Still on Sunday, that is on 5 August, two “ Ukrainians” came to our flat and told me to show them the flats on the second floor, and I had to go with them at gunpoint. The Ukrainians threw me on a sofa and raped me, one after the other, at gunpoint. On 6 August, “ Ukrainians” units ordered all the residents to leave the house at Bagatela Street [...] and to go to the Gestapo HQ on aleja Szucha. We had to leave all our possessions and only took a few suitcases with us. However, we never made it to the Gestapo building, only the Gestapo men chose men (P.[...] Sz.[...] among them), announcing that they would still be useful, and we, that is the women and children, were placed in barracks located between the Gestapo building and the casino.
On 7 August, when we were in the barracks, and M.[...] Sz.[...] was holding her 7-year old son, J.[...], on her knees, a “ Ukrainian” shot at the child through a crack in the wall, shooting him in the head, so that his brain spattered all around.
I don’t know the reason for this monstrous murder. I suppose only the fact that the child was a boy. On the night from 10 to 11 August, two “ Ukrainians” came into the barracks, asking where the blond [...] was, who was supposed to go to an important interrogation. I was forced to go with them. They took me to the casino where, in one of the rooms, on straw, they raped me again. I only managed to get away from them in the morning and I walked alone in the space between the casino and the barracks, which put me in danger of being shot by the guards because we were not allowed to be in that area. Luckily, I managed to get back to the barracks, where I learned from M.[...] Sz.[...] that she had also been raped that night.
On 11 August, we, that is the women staying in the barracks, were released and went in the direction of Belwederska Street, holding white handkerchiefs high in the air. From there, after various adventures and horrible experiences in the Pruszków camp, I managed to survive the Warsaw Uprising.
Still in the first days of the Uprising, when we were staying at Bagatela Street [...], I saw through the window how a few soldiers (I cannot tell whether they were Germans or “ Ukrainians”) shot a Polish railwayman in the courtyard of the house. They had dragged him out of the shelter, and he was begging them on his knees to spare his life. He was dressed in a navy blue railway uniform and a railway hat.
I didn’t see any other executions or the burning of corpses of the executed on a pyre. I only saw the bombing of the hospital opposite the church on Chełmska Street by German planes; the sick in the hospital were either killed by bombs or burned alive.
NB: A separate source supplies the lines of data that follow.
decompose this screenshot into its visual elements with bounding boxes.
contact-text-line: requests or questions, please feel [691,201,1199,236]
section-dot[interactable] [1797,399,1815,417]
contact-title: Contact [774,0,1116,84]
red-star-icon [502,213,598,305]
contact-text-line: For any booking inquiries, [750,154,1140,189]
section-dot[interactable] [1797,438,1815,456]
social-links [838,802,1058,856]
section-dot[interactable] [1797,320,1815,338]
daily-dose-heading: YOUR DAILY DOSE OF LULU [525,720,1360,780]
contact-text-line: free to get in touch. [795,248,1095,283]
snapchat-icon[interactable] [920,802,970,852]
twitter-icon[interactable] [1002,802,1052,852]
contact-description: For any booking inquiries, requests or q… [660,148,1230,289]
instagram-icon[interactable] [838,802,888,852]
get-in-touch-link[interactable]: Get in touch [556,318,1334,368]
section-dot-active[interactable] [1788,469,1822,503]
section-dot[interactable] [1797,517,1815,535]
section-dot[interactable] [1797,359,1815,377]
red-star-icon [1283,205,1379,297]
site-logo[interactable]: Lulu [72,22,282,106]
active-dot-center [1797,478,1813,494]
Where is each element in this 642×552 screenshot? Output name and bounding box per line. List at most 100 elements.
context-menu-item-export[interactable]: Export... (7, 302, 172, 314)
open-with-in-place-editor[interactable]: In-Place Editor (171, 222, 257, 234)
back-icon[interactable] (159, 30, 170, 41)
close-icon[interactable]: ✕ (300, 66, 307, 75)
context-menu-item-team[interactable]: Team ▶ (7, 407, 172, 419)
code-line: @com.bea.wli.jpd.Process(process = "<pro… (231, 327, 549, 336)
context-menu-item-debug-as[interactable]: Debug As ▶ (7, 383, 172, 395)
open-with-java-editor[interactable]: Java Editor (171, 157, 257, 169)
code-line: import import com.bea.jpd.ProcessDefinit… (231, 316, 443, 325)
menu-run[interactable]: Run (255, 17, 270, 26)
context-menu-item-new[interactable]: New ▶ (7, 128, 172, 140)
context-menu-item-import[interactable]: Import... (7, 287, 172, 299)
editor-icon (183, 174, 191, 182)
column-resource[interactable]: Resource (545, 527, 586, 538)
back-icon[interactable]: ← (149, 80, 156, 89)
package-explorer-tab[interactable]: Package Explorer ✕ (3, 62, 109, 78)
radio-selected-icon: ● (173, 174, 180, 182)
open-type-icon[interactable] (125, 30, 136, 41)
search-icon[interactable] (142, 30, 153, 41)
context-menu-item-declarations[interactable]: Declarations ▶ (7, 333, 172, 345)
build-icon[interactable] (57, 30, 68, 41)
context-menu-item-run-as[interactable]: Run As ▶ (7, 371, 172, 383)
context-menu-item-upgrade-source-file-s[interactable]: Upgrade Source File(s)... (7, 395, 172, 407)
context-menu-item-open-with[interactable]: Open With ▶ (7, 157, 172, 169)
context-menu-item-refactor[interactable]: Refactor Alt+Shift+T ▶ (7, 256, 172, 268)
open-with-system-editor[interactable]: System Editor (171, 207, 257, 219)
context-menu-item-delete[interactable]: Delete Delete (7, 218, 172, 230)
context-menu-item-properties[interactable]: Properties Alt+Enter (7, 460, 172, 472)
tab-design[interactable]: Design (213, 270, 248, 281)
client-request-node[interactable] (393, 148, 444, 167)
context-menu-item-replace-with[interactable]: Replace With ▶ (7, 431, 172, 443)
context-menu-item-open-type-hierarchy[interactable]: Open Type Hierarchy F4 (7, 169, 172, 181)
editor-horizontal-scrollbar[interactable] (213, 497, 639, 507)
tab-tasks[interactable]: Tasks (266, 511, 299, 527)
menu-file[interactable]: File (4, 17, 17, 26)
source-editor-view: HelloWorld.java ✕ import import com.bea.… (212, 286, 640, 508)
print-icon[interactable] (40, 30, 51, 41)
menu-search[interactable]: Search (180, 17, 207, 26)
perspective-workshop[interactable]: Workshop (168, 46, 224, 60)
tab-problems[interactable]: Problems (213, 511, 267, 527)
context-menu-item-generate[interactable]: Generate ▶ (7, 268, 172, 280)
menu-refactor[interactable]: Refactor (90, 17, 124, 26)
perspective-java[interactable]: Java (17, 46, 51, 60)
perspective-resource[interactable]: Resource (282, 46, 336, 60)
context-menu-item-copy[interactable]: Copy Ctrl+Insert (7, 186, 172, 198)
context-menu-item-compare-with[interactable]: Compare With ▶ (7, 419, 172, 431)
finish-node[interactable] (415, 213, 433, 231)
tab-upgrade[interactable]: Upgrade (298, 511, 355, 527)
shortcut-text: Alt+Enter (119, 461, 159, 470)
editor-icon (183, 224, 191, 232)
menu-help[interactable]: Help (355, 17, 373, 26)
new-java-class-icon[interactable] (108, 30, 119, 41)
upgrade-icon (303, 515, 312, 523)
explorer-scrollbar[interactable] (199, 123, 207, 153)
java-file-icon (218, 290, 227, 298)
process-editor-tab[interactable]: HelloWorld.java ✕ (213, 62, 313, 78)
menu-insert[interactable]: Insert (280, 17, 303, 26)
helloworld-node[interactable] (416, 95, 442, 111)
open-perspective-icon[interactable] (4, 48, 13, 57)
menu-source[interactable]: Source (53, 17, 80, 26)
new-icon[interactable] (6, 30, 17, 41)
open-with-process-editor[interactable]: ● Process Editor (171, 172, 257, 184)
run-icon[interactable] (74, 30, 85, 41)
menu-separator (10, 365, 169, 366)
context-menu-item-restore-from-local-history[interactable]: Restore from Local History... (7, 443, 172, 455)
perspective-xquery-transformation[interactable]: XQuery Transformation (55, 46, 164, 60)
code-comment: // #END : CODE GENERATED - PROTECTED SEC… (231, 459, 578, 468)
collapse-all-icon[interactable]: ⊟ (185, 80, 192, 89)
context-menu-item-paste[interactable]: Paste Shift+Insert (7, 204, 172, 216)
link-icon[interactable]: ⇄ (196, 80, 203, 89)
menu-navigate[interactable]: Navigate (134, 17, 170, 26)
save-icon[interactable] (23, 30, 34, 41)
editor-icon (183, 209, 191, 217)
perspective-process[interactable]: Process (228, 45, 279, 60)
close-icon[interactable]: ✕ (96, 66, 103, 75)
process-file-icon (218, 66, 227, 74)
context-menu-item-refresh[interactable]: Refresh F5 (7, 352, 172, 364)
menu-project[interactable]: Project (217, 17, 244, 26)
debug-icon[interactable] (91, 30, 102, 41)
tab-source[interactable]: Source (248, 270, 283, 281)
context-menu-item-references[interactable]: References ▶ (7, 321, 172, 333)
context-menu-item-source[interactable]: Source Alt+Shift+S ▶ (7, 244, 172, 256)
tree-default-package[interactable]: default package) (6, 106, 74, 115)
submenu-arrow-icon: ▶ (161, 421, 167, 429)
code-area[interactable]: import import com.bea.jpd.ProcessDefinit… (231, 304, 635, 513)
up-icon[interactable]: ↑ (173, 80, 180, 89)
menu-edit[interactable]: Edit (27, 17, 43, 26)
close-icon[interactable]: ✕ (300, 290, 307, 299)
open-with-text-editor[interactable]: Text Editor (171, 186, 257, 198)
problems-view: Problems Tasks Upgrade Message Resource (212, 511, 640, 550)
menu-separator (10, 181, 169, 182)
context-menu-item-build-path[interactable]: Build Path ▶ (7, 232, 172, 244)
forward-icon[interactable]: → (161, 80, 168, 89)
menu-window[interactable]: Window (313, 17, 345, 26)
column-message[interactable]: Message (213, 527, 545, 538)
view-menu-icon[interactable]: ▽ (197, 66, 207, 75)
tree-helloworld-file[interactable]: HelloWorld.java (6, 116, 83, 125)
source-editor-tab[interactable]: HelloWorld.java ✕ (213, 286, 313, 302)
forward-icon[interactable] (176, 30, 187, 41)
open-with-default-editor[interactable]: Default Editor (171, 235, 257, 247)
The hospital had the markings of the Red Cross, and the bombing happened in daytime. It was on Tuesday, 29 August.
I remember all the dates I have provided precisely, since I have a diary from the period of the uprising, in which I recorded all of my experiences. M.[...] Sz.[...], now residing in Warsaw on Bagatela Street [...], can confirm all the circumstances described by me above.
At that the report was concluded, read out and signed.